Ce livre traite dans une large mesure des magiciens, et le lecteur découvrira dans ces pages une petite part de leurs affaires et une réflexion sommaire quant à leur caractère, du moins tels que peuvent les percevoir les petites personnes.1 Je dois à l’honnêteté d’avouer qu’un seul magicien a pu être étudié de près et de façon prolongée, quoique intermittente, mais nous avons bien connu de fameux personnages qui en ont rencontré plusieurs et dont le témoignage est le fondement des réflexions développées ci-après.
Les Istari montraient une éminente connaissance de l’histoire et de la nature du Monde. Ils disposaient de nombreux pouvoir de l’esprit et de la main.
Il semble que les magiciens soient apparus plusieurs siècles avant la fondation de la Comté. Nul ne sait d’où ils vinrent, mais il paraît évident qu’ils ne sont pas originaires de notre région du monde. En effet, quoique semblables en apparence à des Grandes Gens fort avancées en âge, ils s’en distinguent par une longévité exceptionnelle. Le temps semble passer sur eux comme un baume renouvelant sagesse et force, sans laisser de traces d’usure ou de lassitude, hormis quelques rides supplémentaires, un dos voûté et leur patience qui s’émousse un peu. De fait, les magiciens officiellement recensés ont tous arboré une longue barbe, dont ils tirent une certaine prestance et une grande autorité. On en peut donc déduire qu’ils sont étrangers aux Elfes, capables eux aussi de porter la magie, mais en aucun cas la barbe, si ce n’est, dit-on, Cirdan des havres de la Lhûn. Les magiciens sont également fort différents des sorciers, qui ont acquis leurs arcanes, toujours d’après ouï-dire, auprès des serviteurs de l’ennemi de jadis.
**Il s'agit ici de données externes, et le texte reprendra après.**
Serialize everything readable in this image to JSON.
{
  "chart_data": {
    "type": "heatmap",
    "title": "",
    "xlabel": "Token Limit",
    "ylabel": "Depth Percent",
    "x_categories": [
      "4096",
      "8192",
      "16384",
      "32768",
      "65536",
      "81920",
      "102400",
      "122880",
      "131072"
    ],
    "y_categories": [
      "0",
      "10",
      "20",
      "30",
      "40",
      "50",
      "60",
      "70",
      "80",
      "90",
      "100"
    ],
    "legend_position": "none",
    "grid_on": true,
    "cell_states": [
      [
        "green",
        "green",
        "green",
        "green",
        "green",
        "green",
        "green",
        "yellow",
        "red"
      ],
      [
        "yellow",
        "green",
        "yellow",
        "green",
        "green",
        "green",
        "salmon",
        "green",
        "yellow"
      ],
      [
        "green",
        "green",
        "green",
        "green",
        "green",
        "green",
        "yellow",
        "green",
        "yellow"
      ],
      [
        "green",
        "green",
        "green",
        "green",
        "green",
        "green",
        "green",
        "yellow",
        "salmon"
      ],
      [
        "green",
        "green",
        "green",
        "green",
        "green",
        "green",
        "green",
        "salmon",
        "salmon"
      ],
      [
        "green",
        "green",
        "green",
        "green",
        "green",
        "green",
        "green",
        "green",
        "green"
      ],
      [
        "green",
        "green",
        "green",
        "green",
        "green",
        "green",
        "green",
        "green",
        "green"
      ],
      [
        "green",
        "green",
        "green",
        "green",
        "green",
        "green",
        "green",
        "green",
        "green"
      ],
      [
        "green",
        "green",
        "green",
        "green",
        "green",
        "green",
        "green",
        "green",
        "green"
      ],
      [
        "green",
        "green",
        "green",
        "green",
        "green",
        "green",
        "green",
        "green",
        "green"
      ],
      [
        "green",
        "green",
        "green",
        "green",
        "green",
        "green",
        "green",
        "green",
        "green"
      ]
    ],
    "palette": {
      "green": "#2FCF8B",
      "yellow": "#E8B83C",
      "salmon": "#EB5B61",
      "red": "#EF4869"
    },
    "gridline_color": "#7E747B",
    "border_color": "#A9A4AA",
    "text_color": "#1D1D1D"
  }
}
Par ailleurs il n’y eut pas, de mémoire de hobbit, de magicienne, ce qui pose une difficulté : de qui les magiciens sont-ils nés, si ce n’est de magiciennes-mères ? Ce mystère est certainement une marque de leur étrange origine. Tout ce que l’on peut dire est qu’ils apparurent tous à peu près à la même époque, qu’ils plongèrent dans les intrigues et les luttes de ce monde et depuis ne cessèrent de s’en mêler, sans guère vieillir.
Leurs travaux et leurs recherches semblent leur conférer expérience et sagesse, mais qu’en est-il de leur prouesse magique ? Se peut-il qu’un magicien ait dès l’abord atteint la plénitude de son art, au contraire de tous les enfants de la Terre du Milieu qui ne cessent de progresser tout au long de leurs vies ? Astreints aux sentiments, aux sensations et aux instincts de notre monde, ils s’obligent à user de leurs pouvoirs en mesure avec lui, contrairement aux sorciers qui n’ont de cesse d’accumuler puissance et influence pour leur propre profit. Les magiciens font face au danger de glisser vers la facilité, la recherche du pouvoir pour lui-même, au contraire du sorcier, qui abandonne son esprit et son corps aux desseins des forces obscures. Peut-être est-ce là la raison du grand âge des magiciens, dès leur apparition en Terre du Milieu – de jeunes sorciers seraient confrontés à un danger de corruption trop considérable !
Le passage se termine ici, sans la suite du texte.